Greife mögen alte Kakteen

m Alter von etwa 60 Jahren ist ein Saguaro sechs Meter hoch und beginnt erste Seitentriebe zu bilden. Aber noch viele Jahrzehnte vergehen, bis er die typische Gestalt eines vielarmigen Kandelabers erreicht hat. Dann wird er interessant für Greifvögel, wie zum Beispiel den Rotschwanzbussard. Er ist kein typischer Wüstenvogel, denn er besiedelt von Alaska bis Mexiko ganz unterschiedliche Lebensräume. Sein Anspruch an den Neststandort beschränkt sich auf die Kriterien „hoch“ und „weiter Überblick“. Das kann ein Felsen, ein Baum oder, wie hier in der Sonora-Wüste, ein alter Saguaro bieten. In dessen schützende und stützende Arme baut er ungeachtet der stacheligen Umgebung seinen Horst. Genauso macht es der Wüstenbussard. Konkurrenz mit dem Rotschwanzbussard um den Neststandort gibt es nicht, denn an Kaktusriesen herrscht kein Mangel.

Irgendwann nach vielen Jahrzehnten, manchmal auch erst nach mehr als einem Jahrhundert wird ein Saguaro altersschwach und stirbt. Sein weiches Wasserspeichergewebe verfault als erstes, übrig bleibt das „Skelett“ aus bleichen Holzlatten, das noch viele Jahre weiterhin aufrecht steht. Die harten Holzstreben bilden einen stabilen Korb mit guter Belüftung und beschatten den hohlen Innenraum während der Mittagshitze. Diesen idealen Nistplatz haben sich Louisianawürger ausgesucht. Mitten im Saguaro-Gerippe, das mit seinen schmalen Zwischenräumen die Eltern zwar ein- und ausfliegen lässt, aber Nesträuber aussperrt, sind Eier und Junge bestens vor Überhitzung und Austrocknung geschützt. Die Dornbüsche in der Nachbarschaft dienen als Ausguck während der Jagd, zur Zwischenlandung beim Anflug auf das Nest, als Treffpunkt der Partner zur Futterübergabe und – wie bei allen Würgern – als Vorratskammer: Ein Teil der Beute wird aufgespießt zur späteren Verwendung.

Die Sonora-Wüste: So weit das Auge reicht – undurchdringliche Kakteendickichte, sperrige Dornbüsche, stachelige Kerzensträucher, überragt von den mächtigen
Saguaros. Diese mit Dornen gespickte Welt ist für die gut angepassten Vögel keineswegs ein lebensfeindliches Biotop, sondern ihr Paradies - für hitzeresistente Fotografen ist sie ein El Dorado lohnender Motive!
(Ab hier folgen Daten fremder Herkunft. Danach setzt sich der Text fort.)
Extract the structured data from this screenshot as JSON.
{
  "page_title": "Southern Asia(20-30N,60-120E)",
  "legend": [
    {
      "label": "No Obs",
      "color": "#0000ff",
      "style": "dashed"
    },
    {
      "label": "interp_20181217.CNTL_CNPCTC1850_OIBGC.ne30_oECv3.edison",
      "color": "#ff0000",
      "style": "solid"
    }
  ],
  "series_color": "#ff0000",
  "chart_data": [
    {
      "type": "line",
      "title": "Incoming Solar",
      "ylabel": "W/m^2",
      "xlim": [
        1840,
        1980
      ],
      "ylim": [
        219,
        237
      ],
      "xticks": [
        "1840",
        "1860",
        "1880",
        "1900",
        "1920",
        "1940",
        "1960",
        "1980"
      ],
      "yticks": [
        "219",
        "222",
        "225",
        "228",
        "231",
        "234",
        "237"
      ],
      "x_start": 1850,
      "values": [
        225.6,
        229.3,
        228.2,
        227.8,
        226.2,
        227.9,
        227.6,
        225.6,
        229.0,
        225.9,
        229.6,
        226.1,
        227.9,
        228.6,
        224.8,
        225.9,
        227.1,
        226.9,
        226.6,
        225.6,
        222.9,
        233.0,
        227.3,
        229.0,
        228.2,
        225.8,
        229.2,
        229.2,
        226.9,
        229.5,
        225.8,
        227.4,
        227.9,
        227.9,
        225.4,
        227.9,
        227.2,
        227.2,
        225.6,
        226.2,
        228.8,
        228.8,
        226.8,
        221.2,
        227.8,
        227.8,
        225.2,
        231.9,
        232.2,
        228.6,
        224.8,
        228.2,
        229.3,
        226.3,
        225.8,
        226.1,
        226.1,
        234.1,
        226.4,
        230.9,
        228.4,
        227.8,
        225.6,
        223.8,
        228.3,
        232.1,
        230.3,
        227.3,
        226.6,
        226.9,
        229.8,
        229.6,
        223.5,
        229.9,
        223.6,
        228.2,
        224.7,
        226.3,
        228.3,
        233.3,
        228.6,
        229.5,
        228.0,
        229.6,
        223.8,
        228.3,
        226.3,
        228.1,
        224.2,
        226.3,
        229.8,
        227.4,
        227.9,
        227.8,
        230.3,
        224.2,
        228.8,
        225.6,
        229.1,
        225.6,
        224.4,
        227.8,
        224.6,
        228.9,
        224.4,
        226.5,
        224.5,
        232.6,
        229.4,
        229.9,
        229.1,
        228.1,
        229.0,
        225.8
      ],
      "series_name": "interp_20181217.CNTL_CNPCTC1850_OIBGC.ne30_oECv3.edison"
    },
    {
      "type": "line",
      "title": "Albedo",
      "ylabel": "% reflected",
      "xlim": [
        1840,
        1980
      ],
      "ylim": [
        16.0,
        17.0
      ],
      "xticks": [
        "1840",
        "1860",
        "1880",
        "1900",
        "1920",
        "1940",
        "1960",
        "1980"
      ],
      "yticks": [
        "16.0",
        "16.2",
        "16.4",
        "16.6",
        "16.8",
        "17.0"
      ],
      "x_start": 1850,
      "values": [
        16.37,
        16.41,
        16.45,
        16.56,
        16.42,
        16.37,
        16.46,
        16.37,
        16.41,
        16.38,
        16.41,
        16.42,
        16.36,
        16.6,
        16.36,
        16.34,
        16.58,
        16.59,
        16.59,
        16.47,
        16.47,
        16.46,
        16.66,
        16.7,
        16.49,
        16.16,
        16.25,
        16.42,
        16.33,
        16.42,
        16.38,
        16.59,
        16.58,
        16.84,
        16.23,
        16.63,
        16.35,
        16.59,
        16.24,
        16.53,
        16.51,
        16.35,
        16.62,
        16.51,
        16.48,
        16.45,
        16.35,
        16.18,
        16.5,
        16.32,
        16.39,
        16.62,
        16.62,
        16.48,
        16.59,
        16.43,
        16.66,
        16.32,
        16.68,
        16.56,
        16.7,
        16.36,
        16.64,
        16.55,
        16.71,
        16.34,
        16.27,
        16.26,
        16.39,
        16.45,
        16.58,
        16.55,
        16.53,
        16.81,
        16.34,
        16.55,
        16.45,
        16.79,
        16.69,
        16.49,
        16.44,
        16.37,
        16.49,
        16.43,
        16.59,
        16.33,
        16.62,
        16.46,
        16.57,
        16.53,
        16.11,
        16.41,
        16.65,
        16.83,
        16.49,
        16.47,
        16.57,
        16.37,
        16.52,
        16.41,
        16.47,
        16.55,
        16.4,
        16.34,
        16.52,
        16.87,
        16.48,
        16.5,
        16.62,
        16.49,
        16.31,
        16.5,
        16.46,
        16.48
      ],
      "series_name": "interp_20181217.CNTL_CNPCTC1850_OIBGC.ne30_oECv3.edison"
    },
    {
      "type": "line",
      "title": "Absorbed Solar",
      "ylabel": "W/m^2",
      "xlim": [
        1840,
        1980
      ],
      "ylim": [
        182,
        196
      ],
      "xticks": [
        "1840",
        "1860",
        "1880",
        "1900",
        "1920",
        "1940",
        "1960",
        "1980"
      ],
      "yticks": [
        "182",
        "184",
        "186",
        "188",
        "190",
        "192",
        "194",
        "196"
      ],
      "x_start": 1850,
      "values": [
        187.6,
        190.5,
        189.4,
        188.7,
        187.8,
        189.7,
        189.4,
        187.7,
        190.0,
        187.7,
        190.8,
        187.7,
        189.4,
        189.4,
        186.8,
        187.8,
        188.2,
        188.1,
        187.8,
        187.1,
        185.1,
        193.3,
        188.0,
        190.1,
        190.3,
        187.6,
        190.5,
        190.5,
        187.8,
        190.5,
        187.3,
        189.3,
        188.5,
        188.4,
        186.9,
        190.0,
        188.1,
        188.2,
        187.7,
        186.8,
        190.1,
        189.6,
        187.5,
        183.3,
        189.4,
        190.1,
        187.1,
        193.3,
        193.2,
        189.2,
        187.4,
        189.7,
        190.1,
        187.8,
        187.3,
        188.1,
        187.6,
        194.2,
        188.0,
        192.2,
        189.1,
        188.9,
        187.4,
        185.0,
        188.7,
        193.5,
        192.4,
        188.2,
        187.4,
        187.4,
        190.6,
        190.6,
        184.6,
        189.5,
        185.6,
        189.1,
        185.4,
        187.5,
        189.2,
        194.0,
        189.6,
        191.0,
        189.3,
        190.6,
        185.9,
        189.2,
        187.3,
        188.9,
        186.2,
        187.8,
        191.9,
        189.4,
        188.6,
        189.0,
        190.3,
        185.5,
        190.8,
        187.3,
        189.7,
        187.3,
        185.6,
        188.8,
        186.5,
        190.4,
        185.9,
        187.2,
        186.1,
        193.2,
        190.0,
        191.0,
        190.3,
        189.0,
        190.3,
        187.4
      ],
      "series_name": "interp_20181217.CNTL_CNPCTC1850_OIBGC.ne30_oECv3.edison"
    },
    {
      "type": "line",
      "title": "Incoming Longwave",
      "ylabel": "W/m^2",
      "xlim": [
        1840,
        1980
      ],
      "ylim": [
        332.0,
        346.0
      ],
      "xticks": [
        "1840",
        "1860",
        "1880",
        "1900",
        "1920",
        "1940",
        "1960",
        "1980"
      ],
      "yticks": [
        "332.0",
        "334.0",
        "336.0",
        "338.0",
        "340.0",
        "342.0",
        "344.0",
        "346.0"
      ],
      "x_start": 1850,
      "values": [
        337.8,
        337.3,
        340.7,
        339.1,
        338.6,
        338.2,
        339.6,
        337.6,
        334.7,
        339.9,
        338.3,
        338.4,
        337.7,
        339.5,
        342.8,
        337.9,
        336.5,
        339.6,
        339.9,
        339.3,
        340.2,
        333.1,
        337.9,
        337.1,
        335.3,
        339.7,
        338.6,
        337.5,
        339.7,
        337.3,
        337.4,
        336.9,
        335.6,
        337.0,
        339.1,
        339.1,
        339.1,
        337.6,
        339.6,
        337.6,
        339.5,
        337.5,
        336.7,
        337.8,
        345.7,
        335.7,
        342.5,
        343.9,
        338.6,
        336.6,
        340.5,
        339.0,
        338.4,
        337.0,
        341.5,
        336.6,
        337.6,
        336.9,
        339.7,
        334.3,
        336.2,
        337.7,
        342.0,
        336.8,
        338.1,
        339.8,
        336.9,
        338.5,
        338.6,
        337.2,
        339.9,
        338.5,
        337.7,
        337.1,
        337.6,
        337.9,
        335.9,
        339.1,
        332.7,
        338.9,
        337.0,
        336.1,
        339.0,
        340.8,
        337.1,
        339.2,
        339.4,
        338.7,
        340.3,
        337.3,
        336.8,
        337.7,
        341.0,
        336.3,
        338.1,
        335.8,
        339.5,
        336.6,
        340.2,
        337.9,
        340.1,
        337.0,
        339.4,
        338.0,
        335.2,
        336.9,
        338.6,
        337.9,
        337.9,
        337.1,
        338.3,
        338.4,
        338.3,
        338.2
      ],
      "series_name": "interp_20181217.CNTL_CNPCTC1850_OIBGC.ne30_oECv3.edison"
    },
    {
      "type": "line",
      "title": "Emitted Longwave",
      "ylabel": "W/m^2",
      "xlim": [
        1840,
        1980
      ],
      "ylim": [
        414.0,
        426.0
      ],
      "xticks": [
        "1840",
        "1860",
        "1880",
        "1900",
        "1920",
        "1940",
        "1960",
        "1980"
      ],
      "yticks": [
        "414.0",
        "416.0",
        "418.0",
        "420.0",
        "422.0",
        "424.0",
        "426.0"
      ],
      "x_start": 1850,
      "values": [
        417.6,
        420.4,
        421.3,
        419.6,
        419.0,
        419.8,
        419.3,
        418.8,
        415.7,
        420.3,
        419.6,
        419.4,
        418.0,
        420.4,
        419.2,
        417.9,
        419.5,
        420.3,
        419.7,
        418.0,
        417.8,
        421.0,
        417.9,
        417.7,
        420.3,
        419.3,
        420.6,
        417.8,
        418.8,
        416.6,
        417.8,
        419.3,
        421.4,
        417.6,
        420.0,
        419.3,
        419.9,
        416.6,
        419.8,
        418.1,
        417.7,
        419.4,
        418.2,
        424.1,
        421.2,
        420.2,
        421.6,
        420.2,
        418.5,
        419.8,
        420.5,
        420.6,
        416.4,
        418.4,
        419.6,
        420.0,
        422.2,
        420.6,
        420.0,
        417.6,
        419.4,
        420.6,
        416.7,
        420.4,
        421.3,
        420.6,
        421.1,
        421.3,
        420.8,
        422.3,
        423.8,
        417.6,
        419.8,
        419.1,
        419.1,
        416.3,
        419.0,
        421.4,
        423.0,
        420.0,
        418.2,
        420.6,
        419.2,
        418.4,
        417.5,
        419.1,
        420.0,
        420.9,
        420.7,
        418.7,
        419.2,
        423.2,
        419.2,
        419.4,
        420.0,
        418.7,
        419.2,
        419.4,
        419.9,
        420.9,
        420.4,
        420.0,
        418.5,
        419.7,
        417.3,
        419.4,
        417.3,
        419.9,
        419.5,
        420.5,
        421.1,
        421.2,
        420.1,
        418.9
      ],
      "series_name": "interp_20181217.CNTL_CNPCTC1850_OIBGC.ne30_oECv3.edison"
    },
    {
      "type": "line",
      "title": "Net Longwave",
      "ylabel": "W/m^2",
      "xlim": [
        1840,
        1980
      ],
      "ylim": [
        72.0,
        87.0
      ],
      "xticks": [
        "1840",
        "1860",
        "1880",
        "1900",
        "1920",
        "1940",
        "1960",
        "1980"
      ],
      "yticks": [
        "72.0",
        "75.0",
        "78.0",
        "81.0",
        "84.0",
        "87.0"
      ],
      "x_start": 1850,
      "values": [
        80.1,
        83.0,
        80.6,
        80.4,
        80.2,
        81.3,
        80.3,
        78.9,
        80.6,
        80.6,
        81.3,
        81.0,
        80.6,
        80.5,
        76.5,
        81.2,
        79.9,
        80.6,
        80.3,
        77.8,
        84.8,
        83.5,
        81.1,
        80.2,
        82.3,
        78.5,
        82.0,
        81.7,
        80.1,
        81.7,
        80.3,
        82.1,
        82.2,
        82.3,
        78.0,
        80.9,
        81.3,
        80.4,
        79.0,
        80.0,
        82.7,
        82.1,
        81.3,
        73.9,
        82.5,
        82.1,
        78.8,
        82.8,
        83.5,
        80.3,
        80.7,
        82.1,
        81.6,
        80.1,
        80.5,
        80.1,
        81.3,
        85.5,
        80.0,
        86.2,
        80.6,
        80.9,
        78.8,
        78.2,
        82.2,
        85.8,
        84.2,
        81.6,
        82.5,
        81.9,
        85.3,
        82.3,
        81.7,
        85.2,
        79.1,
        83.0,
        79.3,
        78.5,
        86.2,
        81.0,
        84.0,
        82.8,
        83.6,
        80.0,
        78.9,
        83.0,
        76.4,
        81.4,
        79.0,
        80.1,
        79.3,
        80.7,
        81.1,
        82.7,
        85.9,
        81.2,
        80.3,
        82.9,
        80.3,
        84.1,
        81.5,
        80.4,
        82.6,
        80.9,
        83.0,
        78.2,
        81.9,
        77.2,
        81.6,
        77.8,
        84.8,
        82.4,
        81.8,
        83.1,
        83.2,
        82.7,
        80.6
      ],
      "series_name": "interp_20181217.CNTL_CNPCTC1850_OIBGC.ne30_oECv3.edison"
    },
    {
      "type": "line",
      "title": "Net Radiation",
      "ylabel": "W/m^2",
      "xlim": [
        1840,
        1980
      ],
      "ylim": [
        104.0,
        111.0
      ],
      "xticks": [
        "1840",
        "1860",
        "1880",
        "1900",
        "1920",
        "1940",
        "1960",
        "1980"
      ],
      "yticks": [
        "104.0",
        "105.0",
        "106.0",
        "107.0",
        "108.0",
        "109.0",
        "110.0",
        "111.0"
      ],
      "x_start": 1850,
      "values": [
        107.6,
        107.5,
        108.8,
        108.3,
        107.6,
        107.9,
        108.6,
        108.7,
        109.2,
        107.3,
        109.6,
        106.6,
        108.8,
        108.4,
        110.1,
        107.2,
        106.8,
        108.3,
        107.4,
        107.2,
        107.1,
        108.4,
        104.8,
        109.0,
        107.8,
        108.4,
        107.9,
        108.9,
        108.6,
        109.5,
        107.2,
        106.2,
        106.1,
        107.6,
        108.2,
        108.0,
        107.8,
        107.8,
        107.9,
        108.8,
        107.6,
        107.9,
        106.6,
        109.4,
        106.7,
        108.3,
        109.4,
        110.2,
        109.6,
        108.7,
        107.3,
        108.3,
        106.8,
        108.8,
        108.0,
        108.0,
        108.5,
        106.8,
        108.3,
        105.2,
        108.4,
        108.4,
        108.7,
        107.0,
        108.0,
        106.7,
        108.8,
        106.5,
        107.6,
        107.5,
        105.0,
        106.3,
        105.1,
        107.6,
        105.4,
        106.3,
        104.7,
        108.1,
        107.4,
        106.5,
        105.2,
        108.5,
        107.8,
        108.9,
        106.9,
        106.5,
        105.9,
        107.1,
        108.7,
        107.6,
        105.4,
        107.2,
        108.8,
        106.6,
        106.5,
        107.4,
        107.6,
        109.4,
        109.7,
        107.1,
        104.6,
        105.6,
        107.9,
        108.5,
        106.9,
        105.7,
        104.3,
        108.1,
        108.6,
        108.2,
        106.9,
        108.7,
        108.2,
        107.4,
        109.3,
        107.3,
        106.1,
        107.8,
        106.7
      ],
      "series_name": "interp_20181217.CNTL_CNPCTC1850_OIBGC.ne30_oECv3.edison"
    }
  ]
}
Ute und Jürgen Schimmelpfennig
… beide pensionierte Gymnasiallehrer für Biologie, haben viele Jahrzehnte gemeinsam als Naturfotografen gearbeitet. Ihr besonderes Anliegen war es, die Tiere mit ihren spezifischen Verhaltensweisen in ihrem natürlichen Lebensraum zu beobachten und ökologische Zusammenhänge in ihren Fotos zu dokumentieren. Die „Dornenvögel“ der Sonora-Wüste war ihr letztes gemeinsames Fotoprojekt. Jürgen Schimmelpfennig ist im November 2016 verstorben.